To link forest assembly mechanisms to trait difference- spatial
association relationships and test the three hypotheses above (Fig. 1c,
d, e and f), we addressed the following questions about spatial
associations: (1) How are pairwise spatial associations correlated with
trait dissimilarity and trait hierarchy? (2) Do the spatial
pattern-trait difference relationships remain consistent across
different spatial scales? Moreover, little attention has been paid to
variation in abundances among the focal tree species and relative
importance of different assembly mechanisms. In this study, we explored
how the magnitude that the hierarchical competition effects outcompete
the environmental filtering effects was related to the abundance of each
focal species when trait hierarchy effects were detected.

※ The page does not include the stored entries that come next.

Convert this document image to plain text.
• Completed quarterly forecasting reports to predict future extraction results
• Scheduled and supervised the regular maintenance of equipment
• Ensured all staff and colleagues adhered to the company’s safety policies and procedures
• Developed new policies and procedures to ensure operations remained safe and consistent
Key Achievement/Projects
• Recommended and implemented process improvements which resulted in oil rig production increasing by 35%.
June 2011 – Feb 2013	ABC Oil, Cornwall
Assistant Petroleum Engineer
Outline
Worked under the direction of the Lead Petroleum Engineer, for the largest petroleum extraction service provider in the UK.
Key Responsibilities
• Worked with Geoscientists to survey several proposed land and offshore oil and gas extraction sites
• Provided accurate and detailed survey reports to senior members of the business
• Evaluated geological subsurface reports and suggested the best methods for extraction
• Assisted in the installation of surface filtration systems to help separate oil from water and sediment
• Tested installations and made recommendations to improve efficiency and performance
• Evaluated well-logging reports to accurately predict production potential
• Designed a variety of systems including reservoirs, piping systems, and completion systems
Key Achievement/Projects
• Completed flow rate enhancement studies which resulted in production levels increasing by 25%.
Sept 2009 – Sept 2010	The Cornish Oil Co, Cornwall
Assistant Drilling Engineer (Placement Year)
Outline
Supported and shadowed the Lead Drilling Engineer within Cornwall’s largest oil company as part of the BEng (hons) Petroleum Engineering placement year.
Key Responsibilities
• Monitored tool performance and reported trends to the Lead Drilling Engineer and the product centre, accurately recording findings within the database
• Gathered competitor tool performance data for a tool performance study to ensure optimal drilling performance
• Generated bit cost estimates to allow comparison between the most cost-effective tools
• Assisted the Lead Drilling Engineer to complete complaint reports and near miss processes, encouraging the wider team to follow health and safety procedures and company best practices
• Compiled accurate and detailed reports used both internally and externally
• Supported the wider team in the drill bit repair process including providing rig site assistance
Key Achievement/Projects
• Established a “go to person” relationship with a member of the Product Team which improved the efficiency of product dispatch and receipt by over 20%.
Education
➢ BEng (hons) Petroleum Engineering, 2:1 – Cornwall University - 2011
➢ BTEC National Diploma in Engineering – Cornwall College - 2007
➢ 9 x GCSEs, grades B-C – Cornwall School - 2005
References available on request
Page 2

To address these questions, we analyzed the bivariate spatial
associations of 80 common species in a fully mapped 50 ha (1000× 500 m)
plot in Heishiding nature reserve in southern China using spatial point
pattern analysis. To reveal how trait dissimilarity and hierarchy
determine species co-occurrence patterns in the study forest, we
evaluated the support for the three hypotheses by assessing the spatial
pattern-trait difference relationships across different spatial scales.
We then related the relative strengths of trait hierarchy and trait
dissimilarity on spatial associations to the abundance of each focal
species to better understand the underlying mechanisms.